Dáil debates

Thursday, 12 October 2023

Financial Resolutions 2023 - Financial Resolution No. 4: General (Resumed)

 

2:15 pm

Photo of Fergus O'DowdFergus O'Dowd (Louth, Fine Gael) | Oireachtas source

I welcome the opportunity to debate and welcome the significant changes that have been made, particularly for married couples, pensioners and single workers. In particular, it is important to point out that if the average wage is somewhere around €40,000 or €45,000, two earners, perhaps a married couple, would have approximately €95,000 between them. There is significant benefit for them in the budget. The changes to tax bands, credits and the USC band rate, the childcare fee reduction, the double child benefit payment, the electricity credits, the free school books and the reduced public transport costs, etc., will put a total of €4,569 in their pockets. That is welcome and to be lauded.

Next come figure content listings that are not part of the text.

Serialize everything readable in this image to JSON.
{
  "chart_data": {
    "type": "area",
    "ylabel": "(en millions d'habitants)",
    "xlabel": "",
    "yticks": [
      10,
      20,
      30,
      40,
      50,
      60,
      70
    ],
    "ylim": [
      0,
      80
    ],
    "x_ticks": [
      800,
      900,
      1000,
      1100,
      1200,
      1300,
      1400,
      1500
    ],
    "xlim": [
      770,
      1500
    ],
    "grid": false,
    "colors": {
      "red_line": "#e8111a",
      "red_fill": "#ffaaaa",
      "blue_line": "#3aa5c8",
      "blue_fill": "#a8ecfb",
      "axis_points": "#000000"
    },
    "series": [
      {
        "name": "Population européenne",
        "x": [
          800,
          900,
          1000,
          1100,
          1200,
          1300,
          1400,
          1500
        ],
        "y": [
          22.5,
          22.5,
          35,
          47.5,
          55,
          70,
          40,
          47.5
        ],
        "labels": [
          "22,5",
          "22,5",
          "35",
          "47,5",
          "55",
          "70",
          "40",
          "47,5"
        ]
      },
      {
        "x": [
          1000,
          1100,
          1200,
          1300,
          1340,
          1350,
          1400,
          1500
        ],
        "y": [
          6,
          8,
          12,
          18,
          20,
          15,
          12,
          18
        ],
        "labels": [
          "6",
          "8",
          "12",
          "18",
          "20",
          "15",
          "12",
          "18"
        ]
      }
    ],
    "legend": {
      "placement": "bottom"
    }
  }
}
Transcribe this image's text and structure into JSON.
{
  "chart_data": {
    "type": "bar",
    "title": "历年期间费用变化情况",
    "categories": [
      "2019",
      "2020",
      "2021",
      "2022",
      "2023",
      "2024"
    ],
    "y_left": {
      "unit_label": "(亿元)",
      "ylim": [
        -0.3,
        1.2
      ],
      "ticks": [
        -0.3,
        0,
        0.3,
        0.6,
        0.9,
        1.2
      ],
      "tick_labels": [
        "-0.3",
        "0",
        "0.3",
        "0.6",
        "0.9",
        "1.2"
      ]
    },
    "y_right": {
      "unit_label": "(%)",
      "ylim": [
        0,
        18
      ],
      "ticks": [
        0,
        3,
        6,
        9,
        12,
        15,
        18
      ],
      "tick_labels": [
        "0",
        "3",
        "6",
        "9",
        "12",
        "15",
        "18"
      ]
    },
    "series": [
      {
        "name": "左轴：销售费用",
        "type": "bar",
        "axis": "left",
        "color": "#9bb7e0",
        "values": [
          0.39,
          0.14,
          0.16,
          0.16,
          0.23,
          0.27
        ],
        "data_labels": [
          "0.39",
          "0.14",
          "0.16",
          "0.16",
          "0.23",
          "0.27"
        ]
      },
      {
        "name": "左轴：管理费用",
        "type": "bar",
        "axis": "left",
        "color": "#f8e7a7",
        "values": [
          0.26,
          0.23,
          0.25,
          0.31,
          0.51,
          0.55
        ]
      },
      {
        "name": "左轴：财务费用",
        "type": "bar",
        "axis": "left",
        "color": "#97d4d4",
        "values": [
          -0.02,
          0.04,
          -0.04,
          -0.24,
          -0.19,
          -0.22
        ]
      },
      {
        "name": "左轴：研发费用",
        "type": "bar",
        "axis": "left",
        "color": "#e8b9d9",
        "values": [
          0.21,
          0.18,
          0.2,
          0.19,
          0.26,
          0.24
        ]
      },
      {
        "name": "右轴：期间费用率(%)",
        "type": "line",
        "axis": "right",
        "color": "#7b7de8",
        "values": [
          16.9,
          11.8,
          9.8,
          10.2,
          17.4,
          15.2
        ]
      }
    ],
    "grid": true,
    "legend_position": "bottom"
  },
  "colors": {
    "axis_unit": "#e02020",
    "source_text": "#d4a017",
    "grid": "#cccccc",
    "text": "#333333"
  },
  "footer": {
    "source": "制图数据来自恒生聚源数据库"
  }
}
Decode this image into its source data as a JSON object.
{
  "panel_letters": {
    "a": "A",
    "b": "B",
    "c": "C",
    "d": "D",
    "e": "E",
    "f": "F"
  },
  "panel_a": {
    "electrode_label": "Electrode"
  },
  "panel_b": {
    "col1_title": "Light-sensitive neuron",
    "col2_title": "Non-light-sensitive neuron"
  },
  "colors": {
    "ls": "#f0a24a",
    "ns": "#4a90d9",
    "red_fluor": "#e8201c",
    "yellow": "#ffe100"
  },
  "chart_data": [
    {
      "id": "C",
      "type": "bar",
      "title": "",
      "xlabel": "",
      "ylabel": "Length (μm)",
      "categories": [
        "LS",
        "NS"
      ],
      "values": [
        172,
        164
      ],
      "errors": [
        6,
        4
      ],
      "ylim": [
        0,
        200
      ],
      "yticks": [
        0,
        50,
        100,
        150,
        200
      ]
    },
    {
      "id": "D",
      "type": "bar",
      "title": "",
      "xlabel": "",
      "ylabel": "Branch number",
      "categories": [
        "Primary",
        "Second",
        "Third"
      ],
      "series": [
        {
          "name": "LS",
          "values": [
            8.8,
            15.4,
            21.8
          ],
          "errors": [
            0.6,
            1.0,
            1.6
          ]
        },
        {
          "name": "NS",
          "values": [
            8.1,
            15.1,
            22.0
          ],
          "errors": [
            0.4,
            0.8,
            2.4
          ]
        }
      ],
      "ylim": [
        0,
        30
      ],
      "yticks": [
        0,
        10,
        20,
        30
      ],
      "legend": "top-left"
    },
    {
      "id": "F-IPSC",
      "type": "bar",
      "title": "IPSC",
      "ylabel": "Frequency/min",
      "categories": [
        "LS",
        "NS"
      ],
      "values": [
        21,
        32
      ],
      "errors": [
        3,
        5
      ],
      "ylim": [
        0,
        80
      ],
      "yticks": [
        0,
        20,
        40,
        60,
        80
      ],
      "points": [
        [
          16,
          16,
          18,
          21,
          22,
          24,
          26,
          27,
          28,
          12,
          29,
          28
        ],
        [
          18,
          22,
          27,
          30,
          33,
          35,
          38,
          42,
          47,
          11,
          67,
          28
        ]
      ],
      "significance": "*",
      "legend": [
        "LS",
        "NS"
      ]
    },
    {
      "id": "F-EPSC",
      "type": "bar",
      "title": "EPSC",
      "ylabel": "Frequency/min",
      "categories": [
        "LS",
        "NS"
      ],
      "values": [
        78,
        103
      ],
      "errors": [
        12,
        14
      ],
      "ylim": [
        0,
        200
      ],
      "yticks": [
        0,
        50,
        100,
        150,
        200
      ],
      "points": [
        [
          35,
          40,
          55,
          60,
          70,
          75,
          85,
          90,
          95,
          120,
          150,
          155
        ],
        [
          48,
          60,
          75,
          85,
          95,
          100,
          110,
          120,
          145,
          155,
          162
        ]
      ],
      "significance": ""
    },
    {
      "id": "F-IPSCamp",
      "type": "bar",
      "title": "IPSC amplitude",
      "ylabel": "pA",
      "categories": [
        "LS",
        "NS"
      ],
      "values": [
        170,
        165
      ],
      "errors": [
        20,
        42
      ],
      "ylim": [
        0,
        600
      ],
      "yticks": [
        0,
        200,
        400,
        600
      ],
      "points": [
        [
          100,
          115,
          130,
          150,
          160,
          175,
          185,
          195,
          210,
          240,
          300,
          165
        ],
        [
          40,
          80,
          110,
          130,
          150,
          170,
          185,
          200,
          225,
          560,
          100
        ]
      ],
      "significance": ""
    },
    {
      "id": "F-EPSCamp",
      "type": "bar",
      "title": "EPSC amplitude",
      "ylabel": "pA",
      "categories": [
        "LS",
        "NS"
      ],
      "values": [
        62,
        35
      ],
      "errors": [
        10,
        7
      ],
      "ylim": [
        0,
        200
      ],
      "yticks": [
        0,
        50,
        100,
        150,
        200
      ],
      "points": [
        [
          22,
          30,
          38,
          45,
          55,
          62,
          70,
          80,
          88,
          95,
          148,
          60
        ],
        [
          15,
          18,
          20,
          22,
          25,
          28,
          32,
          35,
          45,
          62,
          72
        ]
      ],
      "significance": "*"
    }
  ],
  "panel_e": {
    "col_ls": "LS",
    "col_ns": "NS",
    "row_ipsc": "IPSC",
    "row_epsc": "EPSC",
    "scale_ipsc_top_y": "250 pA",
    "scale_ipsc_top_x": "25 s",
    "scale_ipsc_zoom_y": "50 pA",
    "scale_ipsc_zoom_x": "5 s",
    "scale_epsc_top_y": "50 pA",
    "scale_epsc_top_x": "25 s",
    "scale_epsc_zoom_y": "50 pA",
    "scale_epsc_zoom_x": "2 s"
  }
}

A married couple each with average earnings and with two children in a crèche will be taking home an extra €5,000 per annum. That is of enormous benefit to such people.

I listened to the Sinn Féin spokesperson on older people who clearly, I say respectfully, has not read what the outcome for married pensioners will be. The State pension increases for a couple will, over the course of a year, give them an additional €1,248. The double Christmas bonus will give them €531. The double payment will give them €555. The electricity credit will give them €450. If they are entitled to the fuel allowance, it will be worth an additional €300. That will put more than €3,000 in the pockets of retired pensioners who need it very badly. That is very welcome.

There have been significant changes and benefits. We talk, in particular, about people who are working. Consider a single person earning €22,900 per year, which is half the average salary, and who is renting. With the increase in the minimum wage, tax credits, changes in the USC band, the electricity credit, the rental tax credit and the reduced cost of public transport, such people will have an additional €3,686 per annum. That is a significant advantage to them.

A working single person will end up with €1,200 more in his or her pocket per annum. A married couple with one earner and two children, one in secondary school and the other in college, will have over €3,600 more in their pockets per annum. It is wrong for people to say there are not significant improvements in income. There clearly are such improvements and they are welcome.

I also welcome the additional 1,000 housing adaptation grants in the budget. However, I must say that this does not go far enough. It is time for the Government to publish the report on housing adaptation grants. As I understand it from reading the Alone report on its investigation in this area, there are at least 3,500 older people and people with disabilities who are waiting on the 26 local authority waiting lists. There are different numbers on the waiting lists of different counties. My own county of Louth has the highest number of people who have applied for housing adaptation grants and been accepted by the council but are still waiting. Some 562 people are in that situation. It is a high percentage. That is the number of people recorded as waiting for the grant. Galway County Council, which is in the Leas-Cheann Comhairle's county, has 550 on its waiting list. Limerick has 413 such people. There is a significant issue here and considerable change is required. We have not gone far enough and we must look after disabled people.

The Ministers in the relevant Department have not dealt with the issue. I have rarely seen a more obvious injustice and inequality in any Administration. There are people who are living in mobile homes where the energy is supplied by the park owner and they do not have individual electricity meters. They still remain locked out of the €800 electricity credit they should have got and that will remain the situation unless the Government changes its policy. The Minister of State needs to speak to his officials. Fat cats and millionaires in Irish society can get this credit while one of the most vulnerable cohorts in our society, those who live permanently in such accommodation, cannot get it. Part of the issue is that officials claim such people should get proof of engagement with an energy supplier for social welfare but they cannot get that proof because they do not have an energy supplier. They are a part of one group meter. It is important that I do not have to appeal this case to the Information Commissioner because of redacted details that the Department is refusing to release to me about why this policy is being maintained. I will continue to raise this matter. It is time to embarrass the powers that be in the Department to ensure this wrong is addressed.